Traders use technical indicators as the best way to predict the future movements of an asset. There are hundreds of indicators that are available today. Some of these indicators are provided freely by most trading platforms. Others must be downloaded and installed into these platforms.

At Real Trading, our goal is to empower our existing and future traders to become excellent at what they do. As such, we have spent the past few weeks writing in-depth educational articles on technical indicators.

Regardless of whether you prefer to trade in a low-volatile or high-volatile market, you need to measure volatility. There are many tools to do this too. In this article, we will look at the Arms Index, which is not a popular (and in many cases not very effective) indicator.

What is the Arms Index (TRIN)?

The Arms index is also known as the TRIN or the Short-Term Trading Index. Where does the word TRIN come from? It’s simply a combination of Trading and Index. The index was first suggested by Richard Arms in 1967. Richard was a trader and financial researcher, who has published several books on trading.

The indicator is an oscillator and a leading indicator. It is used as an important measure of volatility. In a past article, we just explained what volatility is and how traders identify it.

Importantly, we looked at the CBOE volatility index (VIX), which is one of the most popular measures of volatility. We identified how it is measured and how it is used in the market.

Other indicators that are used to measure volatility are the Bollinger Bands, Envelopes, and the Relative Vigor Index.

The chart below shows the TRIN indicator applied in the Apple stock.

Arms Index Formula: How TRIN is Calculated?

The Arms index is calculated by first calculating the advance-decline ratio and then the advance-decline volume ratio. In most cases, these numbers are derived from the data provided by major data providers.

The formula for calculating the index is:

(advances / declines) / (advancing volume / declining volume)

What are these numbers?

Advances is the number of stocks that moved higher in a day while declines are the stocks that declined in the day. Meanwhile, advancing volume is the volume of stocks that gained. Declining volume is the volume of stocks that fell in a day.
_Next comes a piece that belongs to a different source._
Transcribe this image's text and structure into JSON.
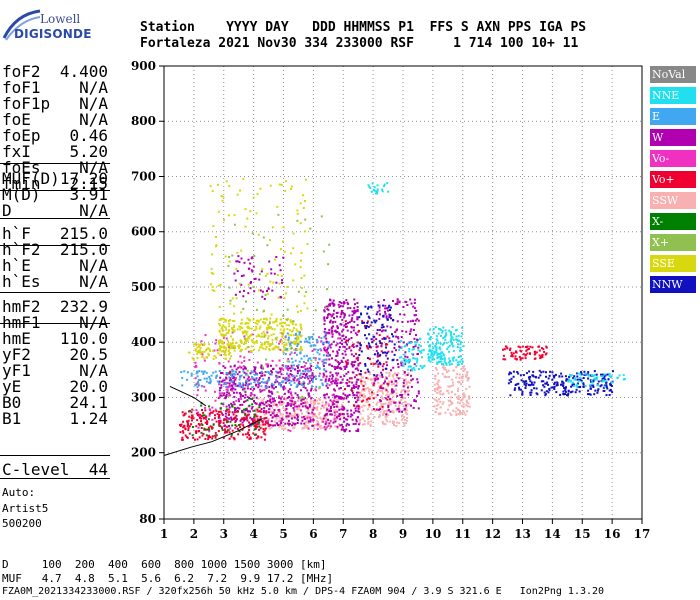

Therefore, as this formula suggests, the Arms Index is better used for stocks. At the same time, it is not necessary for you to manually calculate the indicator. Instead, you can just apply it on your charts and then interpret it.

How to Use the Arms Index

There are several methods of using the Arms Index when trading. As mentioned above, you need to ensure that you are trading stocks. This is because the index tells the volatility involved in the stock market. As such, the signals it generates in other markets may not be very accurate.

When you calculate the TRIN indicator, there are three possible results. First, if the result is 1, it is a sign that the AD ratio is equal to that of the AD volume ratio. This means that the market is neutral.

Second, the result can be less than 1. In this case, it means that the value of AD volume results in a higher ratio than the AD ratio. When this happens, it means that the stock will likely continue rising.

Finally, the result can be above 1. In this case, it means that the AD volume results in a smaller ratio than the AD ratio. This is usually a sign of a bear market.

Using Arms index to find overbought and oversold levels

One of the popular approaches for using the Arms index is to find overbought and oversold levels. An asset is said to be overbought when it becomes extremely overvalued or when its price has jumped so high at a fast pace. 

Similarly, an asset becomes oversold when its price drops sharply and becomes cheap. While some traders use TRIN to find these levels, we recommend that you use other oscillators like the Relative Strength Index (RSI) and Stochastic Oscillator.

It is relatively easy to use the TRIN index to find these levels. First, you need to select the asset, which could be a stock, currency pair, a bond, or a commodity.

Second, select the right period of the asset. When using the indicator, a longer chart will always send false overbought and oversold signals, as shown below.

A short duration chart will identify solid overbought and oversold levels. However, as the chart below shows, most of these levels are not good buy and sell signals.

Also, the indicator does not move with the chart, as shown in the highlighted part, the TRIN indicator and the chart had no correlation.

Combining Arms Index with Other Indicators

The best way of using the Arms Index is to combine it with other indicators. The benefit of combining the indicator is to avoid getting a false signal.

As you can see below, the S&P 500 was in an upward trend for 2019. As it did this, the Arms Index was below 1.0. This is a sign that the strength was strong. This again is confirmed by the double exponential moving averages that have been used.

trin and exponential moving averages
Trin and Exponential Moving Averages

Cons of using the TRIN Indicator

There are several cons of using the TRIN indicator. First, identifying the buying and selling signals is a relatively difficult process, as shown in the example above.

Second, unlike most technical indicators, it is not provided in popular trading platforms like MetaTrader. To use it in these platforms, you will need to download it from the marketplace, which is a relatively long process.

Third, the TRIN indicator tends to provide the wrong signals. For example, it is common for the indicator to be at an oversold level in a period when a financial asset is rising.

Finally, the TRIN indicator is only applicable in the stock market. Unlike other indicators, it cannot be used in other assets like cryptocurrencies and commodities.


Volatility is an important thing to consider when participating in the financial market. Most traders prefer participating in a low-volatile market while others make more money when there is more volatility.

Knowing how to measure this volatility is an important thing for you to do.

In this article, we have looked at an indicator that is not very popular among participants. This is what makes it unique. Using it can help you become a better trader and anticipate future happenings. But beware of false signals.